NREL: Separate Transportation From Generation, Improve Buildings

NREL’s Director Dan Arvizu calls for a more sophisticated conversation to make headway towards a clean energy economy.

Photo Credit: NREL

Dan Arvizu was obviously pleased to hear President Obama address the country regarding energy security last week. As the director of the National Renewable Energy Lab for more than six years, he has watched the cycle of shock and trance from a front-row seat. While he is excited about some of the momentum (and funding) that clean energy is receiving now, Arvizu is worried that this complicated topic is still a significant distance from garnering the sophisticated conversation that’s needed to truly move to a new energy economy. He acknowledged that even with the focus on upheaval in the Middle East and the tragedy in Japan, “there is not a burning platform” in the U.S. to transform energy policy.

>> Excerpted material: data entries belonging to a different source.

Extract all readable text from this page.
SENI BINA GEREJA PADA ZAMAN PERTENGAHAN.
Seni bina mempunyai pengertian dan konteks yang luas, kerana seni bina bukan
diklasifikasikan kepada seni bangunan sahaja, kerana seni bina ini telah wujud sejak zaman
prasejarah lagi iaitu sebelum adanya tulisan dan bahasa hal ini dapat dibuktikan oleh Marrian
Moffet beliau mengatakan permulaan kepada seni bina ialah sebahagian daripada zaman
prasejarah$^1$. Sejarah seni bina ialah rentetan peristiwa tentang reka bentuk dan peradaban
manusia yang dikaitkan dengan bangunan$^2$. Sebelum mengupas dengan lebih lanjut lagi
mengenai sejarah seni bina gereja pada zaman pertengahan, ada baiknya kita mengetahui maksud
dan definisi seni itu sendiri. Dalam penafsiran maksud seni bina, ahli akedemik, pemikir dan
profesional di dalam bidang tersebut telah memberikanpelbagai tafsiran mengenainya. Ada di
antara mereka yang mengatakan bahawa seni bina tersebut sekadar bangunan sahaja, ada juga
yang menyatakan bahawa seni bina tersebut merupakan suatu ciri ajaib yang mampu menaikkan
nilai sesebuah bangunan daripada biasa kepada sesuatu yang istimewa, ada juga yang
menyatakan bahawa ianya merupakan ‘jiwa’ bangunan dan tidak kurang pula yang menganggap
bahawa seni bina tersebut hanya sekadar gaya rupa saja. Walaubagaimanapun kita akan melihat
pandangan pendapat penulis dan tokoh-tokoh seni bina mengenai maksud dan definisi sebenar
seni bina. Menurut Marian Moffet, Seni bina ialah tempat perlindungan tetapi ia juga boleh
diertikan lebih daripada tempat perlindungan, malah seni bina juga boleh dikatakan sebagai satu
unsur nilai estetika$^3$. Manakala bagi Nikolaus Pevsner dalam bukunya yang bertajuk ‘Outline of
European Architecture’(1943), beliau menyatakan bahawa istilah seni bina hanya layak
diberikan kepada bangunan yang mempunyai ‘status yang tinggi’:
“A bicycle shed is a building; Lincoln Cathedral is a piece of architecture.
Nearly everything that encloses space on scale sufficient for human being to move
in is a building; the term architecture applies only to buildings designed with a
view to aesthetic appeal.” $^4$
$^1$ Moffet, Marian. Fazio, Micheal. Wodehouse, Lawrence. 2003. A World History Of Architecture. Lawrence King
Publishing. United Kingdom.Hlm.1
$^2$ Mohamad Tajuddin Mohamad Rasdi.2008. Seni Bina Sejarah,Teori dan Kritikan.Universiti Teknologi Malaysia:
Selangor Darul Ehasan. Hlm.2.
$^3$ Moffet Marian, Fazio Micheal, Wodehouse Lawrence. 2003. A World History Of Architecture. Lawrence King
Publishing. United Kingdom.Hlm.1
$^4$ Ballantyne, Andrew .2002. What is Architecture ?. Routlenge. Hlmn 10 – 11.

Still, Arvizu is guardedly optimistic. “Things are happening despite morass,” he told Greentech Media during the opening day of the Bloomberg New Energy Finance Summit. Outside of more upheaval and calamities, there are some ways to move forward in Arvizu’s view.

Arvizu sees a lot of technologies in his lab, and while some are still in early stages, he also feels that renewables are ready for primetime today. He pointed to solar, which he believes can reach grid parity, and biofuels, which are quickly moving from cellulosic ethanol to hydrocarbon.

But he is also seeing opportunities that are passing the U.S. by. With all of the excitement of coming electric vehicles, he is worried that we are putting all of our eggs in one basket. “We’re missing a big bat” by not also funding hydrogen fuel cell vehicles, he said. “Taking a rabbit off of the track is immature.”

Second-generation solar, while dropping in price, is also in danger of being lost to China. First generation is long gone, he said, but he suggested that if second-generation solar is lost to other countries, the following generations of innovation and construction will very likely not happen here.

But there are plenty of opportunities to make the right decisions. “When we get serious about it, we’ll change it,” he said. “We’re not serious yet.”